Charles V’s Campaigns in Africa in the Sixteenth Century

CYCLE: Geopolitics
SPEAKER: Lina Scalisi (University of Catania)
DATE: November 10, 2025 - 5:00 p.m.
WHERE: Parco archeologico del Colosseo, Curia Iulia

In the scorching July of 1535, Charles V conquered Tunis and with it the fame of an invincible warrior on the battlefield, long sought to silence French enemies who had too often contrasted the military courage of their sovereign with the emperor’s absence from theaters of war; as well as to establish new balances in the Mediterranean where the Turk and his allies raged at the borders of his kingdoms. But the success of that July was not just a military victory. At the time, it was history and fable, chronicle and legend, echoes of which remain in correspondence and in the magnificent tapestries that narrated those deeds.
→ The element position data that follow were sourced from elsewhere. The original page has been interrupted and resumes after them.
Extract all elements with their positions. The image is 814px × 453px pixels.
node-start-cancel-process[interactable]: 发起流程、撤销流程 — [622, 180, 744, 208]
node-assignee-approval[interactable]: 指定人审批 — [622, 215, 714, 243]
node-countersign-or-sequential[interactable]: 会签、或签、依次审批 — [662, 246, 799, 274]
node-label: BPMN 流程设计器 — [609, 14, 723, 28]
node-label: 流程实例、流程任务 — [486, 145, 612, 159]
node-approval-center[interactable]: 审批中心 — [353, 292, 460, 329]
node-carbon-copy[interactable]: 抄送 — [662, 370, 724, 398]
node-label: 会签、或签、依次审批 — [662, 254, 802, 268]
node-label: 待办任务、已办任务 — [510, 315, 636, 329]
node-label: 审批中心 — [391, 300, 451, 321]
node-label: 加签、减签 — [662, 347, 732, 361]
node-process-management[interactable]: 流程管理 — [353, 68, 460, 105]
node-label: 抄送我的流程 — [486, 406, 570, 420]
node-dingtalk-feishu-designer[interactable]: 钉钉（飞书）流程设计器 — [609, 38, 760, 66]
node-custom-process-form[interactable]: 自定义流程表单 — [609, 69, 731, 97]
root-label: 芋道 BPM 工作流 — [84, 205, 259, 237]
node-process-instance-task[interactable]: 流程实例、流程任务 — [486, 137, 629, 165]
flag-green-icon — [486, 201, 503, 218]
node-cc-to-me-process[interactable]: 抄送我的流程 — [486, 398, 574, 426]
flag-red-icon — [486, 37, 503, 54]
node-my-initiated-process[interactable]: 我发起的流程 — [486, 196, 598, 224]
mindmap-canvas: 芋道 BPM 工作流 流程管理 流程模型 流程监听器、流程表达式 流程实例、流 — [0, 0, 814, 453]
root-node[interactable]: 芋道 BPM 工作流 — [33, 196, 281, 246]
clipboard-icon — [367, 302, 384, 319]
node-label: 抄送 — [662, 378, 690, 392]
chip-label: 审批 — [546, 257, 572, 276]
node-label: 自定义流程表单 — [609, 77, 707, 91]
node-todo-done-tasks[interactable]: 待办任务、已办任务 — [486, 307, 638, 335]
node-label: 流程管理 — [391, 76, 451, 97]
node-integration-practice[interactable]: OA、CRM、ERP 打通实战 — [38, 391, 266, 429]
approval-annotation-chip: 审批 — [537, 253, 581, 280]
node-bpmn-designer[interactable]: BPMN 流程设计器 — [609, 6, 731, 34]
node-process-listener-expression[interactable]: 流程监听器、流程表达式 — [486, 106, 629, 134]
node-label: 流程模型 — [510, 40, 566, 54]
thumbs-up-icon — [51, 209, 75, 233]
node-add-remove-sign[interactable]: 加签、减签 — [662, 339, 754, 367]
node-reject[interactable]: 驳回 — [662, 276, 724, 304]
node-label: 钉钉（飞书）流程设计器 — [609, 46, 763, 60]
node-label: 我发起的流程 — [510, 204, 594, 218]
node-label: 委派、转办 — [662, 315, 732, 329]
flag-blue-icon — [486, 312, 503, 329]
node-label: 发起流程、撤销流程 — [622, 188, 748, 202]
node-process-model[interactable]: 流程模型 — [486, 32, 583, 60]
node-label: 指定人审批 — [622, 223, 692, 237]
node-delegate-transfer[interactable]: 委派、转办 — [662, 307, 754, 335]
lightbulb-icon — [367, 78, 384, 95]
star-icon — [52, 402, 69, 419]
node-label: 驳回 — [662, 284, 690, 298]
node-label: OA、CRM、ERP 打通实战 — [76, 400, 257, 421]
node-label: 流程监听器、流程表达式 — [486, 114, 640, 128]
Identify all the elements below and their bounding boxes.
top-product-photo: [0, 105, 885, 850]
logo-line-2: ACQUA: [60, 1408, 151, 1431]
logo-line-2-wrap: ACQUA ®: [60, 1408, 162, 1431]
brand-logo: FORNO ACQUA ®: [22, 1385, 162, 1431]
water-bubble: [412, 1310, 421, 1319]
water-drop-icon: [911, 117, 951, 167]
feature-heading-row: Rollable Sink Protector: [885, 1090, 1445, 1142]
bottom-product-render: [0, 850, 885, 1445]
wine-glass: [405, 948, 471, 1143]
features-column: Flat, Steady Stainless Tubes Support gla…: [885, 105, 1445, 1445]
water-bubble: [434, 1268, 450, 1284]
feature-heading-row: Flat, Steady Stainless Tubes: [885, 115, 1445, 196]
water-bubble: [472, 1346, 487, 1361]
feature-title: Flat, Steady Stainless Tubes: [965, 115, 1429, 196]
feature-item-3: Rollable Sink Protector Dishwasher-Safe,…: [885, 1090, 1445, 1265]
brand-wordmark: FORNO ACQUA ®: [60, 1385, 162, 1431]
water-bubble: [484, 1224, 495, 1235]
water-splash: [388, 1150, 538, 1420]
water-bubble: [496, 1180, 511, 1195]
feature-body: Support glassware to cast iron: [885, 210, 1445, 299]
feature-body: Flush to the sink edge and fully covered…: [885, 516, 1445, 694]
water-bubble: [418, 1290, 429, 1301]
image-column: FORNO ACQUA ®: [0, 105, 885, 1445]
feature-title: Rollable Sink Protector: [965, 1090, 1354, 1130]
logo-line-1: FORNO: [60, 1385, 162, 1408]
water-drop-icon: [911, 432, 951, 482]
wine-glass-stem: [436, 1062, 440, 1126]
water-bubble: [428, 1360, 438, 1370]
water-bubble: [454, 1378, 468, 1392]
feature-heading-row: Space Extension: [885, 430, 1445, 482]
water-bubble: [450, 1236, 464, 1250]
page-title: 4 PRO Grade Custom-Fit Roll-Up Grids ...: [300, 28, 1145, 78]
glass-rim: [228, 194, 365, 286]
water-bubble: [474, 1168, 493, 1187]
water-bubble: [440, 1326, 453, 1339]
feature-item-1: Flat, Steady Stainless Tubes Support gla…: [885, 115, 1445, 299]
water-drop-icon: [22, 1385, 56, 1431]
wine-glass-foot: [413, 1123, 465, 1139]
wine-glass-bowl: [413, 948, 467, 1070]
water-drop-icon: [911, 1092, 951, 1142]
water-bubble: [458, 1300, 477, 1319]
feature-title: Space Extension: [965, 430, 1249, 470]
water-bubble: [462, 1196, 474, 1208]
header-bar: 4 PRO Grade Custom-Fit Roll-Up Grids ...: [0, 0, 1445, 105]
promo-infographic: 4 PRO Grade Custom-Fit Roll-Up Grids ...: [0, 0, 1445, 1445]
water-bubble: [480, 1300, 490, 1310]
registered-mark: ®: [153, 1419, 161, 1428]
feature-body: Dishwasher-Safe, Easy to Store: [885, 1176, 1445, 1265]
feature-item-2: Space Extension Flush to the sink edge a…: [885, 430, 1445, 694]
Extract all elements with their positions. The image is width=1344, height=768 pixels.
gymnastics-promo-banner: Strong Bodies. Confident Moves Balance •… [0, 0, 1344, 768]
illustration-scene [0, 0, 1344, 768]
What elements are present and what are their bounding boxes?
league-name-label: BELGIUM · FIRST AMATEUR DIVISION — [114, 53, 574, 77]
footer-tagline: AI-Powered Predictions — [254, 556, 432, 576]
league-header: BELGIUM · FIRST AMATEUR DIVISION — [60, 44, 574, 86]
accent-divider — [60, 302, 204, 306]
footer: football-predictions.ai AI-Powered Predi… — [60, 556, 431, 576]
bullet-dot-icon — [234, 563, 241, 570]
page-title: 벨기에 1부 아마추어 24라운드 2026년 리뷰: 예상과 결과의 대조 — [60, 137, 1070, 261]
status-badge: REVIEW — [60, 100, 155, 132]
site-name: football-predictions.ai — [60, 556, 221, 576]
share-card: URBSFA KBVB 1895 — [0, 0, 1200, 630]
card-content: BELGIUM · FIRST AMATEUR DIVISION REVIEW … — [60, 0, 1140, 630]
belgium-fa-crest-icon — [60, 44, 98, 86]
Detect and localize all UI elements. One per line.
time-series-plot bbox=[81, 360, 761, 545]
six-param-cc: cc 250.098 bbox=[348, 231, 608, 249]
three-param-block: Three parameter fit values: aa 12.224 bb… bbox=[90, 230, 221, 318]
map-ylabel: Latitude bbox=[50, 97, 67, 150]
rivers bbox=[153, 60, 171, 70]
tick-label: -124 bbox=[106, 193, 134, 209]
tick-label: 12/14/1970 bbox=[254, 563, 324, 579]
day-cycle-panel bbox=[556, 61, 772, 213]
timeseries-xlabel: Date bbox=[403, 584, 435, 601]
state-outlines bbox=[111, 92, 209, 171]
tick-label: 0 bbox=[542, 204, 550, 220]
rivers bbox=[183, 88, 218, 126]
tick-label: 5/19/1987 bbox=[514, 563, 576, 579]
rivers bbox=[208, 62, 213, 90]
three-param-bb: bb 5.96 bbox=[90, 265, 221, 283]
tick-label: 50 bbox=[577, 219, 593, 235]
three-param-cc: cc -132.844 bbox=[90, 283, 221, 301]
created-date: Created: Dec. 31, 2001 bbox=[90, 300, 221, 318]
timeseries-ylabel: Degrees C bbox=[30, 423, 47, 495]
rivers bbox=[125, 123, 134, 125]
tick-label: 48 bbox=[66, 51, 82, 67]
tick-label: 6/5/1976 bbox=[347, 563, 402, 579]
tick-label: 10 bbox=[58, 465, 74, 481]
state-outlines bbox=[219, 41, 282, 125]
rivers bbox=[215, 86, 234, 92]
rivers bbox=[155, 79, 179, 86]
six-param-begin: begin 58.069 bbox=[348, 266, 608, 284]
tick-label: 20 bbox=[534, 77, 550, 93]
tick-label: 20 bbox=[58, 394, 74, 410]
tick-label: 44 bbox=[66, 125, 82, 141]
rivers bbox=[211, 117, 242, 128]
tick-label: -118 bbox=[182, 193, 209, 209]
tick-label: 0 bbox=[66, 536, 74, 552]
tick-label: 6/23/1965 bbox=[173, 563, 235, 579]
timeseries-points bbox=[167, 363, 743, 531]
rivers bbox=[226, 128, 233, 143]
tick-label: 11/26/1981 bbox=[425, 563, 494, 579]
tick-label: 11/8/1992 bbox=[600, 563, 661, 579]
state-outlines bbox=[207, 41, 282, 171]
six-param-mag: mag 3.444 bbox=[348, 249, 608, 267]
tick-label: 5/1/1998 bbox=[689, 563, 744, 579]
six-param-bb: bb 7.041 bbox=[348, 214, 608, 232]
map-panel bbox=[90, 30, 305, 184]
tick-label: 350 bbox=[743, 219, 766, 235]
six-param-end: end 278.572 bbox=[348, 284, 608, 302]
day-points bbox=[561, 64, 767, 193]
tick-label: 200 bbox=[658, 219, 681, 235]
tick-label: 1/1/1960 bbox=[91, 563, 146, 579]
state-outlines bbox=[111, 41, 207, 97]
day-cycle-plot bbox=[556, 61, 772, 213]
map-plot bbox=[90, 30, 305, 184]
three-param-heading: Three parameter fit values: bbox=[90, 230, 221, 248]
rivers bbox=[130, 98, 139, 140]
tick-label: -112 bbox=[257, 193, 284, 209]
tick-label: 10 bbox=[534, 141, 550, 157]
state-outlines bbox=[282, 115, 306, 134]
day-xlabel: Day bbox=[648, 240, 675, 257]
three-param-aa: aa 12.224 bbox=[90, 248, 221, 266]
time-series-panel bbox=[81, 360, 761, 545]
Much less known, however, is what it meant to prepare that war for the men who directed it and for the kingdoms that financed it. A distant story, still highly relevant today.

Biography

Lina Scalisi is Full Professor of Early Modern History in the Department of Humanities of the University of Catania and Vice Rector of the University. She is Académica correspondiente of the Real Academia de la Historia, member of the doctoral faculty in History at the Scuola Normale Superiore of Pisa, and President of the Academy of Fine Arts of Catania. Her research interests include the political and cultural history of the European aristocracy in the early modern age, urban history, and socio-religious history.